The site provides an internationally accessible, interactive and real time-means of tracking progress and showcasing good practices with regards to gender representation. It brings a new level of accountability and transparency to the composition of sport boards.

The Sydney Scoreboard is the official legacy of the 5th IWG World Conference on Women and Sport which was held last year in Sydney. It was developed following national and international consultation, including a strategic conversation with some of Australia’s leading sport professionals, men and women.

Data collection has already begun from countries around the world including Australia, Canada, Denmark, Finland, India, South Africa, Tanzania, United Kingdom and Zambia. The project will run for at least three years until the next World Conference on Women and Sport in Helsinki in 2014, when progress made in this critical area of gender equality will be assessed.

The business case for gender equality on sport boards is clear. Gender-diverse boards mean brighter boards.

Diverse perspectives encourage creative and innovative thinking which often lead to a better performance of the organisation.
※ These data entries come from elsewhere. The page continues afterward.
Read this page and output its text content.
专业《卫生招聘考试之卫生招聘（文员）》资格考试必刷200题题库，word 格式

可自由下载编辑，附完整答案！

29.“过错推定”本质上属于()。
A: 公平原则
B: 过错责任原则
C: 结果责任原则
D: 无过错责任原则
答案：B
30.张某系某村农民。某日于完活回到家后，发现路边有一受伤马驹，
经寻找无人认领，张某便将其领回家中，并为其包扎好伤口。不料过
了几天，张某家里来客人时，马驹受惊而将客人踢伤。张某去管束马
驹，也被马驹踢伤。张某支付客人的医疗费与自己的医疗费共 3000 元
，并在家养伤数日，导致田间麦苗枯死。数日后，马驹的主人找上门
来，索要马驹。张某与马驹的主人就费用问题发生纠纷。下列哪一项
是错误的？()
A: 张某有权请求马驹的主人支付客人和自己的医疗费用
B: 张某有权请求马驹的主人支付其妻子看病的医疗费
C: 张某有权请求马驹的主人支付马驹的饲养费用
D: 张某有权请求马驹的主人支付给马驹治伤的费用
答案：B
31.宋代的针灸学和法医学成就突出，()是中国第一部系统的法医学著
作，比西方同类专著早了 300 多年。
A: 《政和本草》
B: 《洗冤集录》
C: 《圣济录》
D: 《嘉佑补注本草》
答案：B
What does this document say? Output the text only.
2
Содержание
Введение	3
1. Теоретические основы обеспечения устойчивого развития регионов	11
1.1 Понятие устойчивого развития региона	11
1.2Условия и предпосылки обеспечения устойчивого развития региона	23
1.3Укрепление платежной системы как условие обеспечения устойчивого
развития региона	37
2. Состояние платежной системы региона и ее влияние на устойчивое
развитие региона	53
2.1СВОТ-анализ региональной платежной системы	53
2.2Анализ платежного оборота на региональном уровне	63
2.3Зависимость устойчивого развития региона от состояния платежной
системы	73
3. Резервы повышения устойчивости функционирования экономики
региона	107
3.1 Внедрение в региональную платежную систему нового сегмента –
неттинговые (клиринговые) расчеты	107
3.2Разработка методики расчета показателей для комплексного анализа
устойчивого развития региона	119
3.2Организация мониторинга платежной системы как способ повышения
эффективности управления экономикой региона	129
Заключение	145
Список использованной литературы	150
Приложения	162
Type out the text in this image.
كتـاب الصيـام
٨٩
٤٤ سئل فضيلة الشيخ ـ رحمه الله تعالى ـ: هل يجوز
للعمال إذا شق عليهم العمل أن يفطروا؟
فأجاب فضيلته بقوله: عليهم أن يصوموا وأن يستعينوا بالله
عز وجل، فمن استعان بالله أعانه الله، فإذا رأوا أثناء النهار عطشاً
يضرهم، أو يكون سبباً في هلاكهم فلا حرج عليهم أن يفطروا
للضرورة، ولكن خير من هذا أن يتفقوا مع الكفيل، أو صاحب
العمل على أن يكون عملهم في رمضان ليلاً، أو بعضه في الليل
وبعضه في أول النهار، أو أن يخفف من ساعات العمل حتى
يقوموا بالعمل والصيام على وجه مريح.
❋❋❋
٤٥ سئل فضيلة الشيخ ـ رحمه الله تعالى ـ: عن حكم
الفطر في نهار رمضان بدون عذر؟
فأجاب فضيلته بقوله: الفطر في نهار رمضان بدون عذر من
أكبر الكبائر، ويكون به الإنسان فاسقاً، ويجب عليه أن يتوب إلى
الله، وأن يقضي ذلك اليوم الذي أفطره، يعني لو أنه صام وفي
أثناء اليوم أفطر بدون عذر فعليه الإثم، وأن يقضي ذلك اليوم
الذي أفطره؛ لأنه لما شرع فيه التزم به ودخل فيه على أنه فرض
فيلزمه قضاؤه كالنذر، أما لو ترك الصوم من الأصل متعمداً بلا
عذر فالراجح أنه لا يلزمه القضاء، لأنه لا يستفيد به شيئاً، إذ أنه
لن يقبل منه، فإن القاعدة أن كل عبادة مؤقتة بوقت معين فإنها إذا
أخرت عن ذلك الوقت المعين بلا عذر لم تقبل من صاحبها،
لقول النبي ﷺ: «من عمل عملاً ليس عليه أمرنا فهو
Not only women’s sport but sport in general will benefit, so it is a win-win situation for both men and women.

When a coach picks the best team for the field, he or she considers his entire pool of players, all his talent. Similarly, when the best team is selected for the board room, why would we ignore half of the population?

Let’s examine the Australian results on The Sydney Scoreboard. Only 22% of board directors on National Sport Organisations (NSOs) are women. This is based on 55 NSOs which are recognised and funded by the Australian Sports Commission including the national governing bodies of the most popular Australian sports such as cricket, the football codes, netball, swimming, athletics, cycling, tennis and golf.

Six NSOs are to be congratulated with having at least 40% of either gender on their board (badminton, equestrian, flying disc, lacrosse, shooting and softball).

On the other side of the spectrum, ten of the 55 NSOs ignored half of the population’s pool of talent by not even appointing one woman to their board. They include Australian Rugby League, Australian Rugby Union, Cricket Australia and Surf Lifesaving Australia, some of our most iconic sports!

One iconic sport that has made a step in the right direction is AFL. They have been prominent in promoting women at the highest levels of the governance of the sport and were the first of the four football codes to appoint a woman on their board.

Sam Mostyn was appointed as an AFL Commissioner in 2005, followed by Family Court Judge, Linda Dessau, which makes women’s current representation on the AFL board two of nine or 22%. It is no coincidence that AFL is regarded by many pundits as the most successful professional football code in Australia.

It’s time other football bodies pick up the pace. We are aiming for a minimum of 40% of either gender on boards to ensure gender diversity.

Football Federation Australia has one very capable woman, Moya Dodd, lawyer and Vice-President of the Asian Football Federation, on their board but she is only one of six (14%) so there is clearly room for improvement. Nevertheless, they are a step ahead of both rugby union and rugby league which are still hovering at the starting line.

The NRL, currently undergoing a major reform the way it is organised, has a great opportunity to jump to the lead by embracing good governance.

Will rugby league’s much heralded new Independent Commission include any women? Or will the mate’s attitude prevail by giving jobs to the boys?

I challenge the NRL to think outside the square, be creative and innovative. Eight commissioners: how about four men and four women?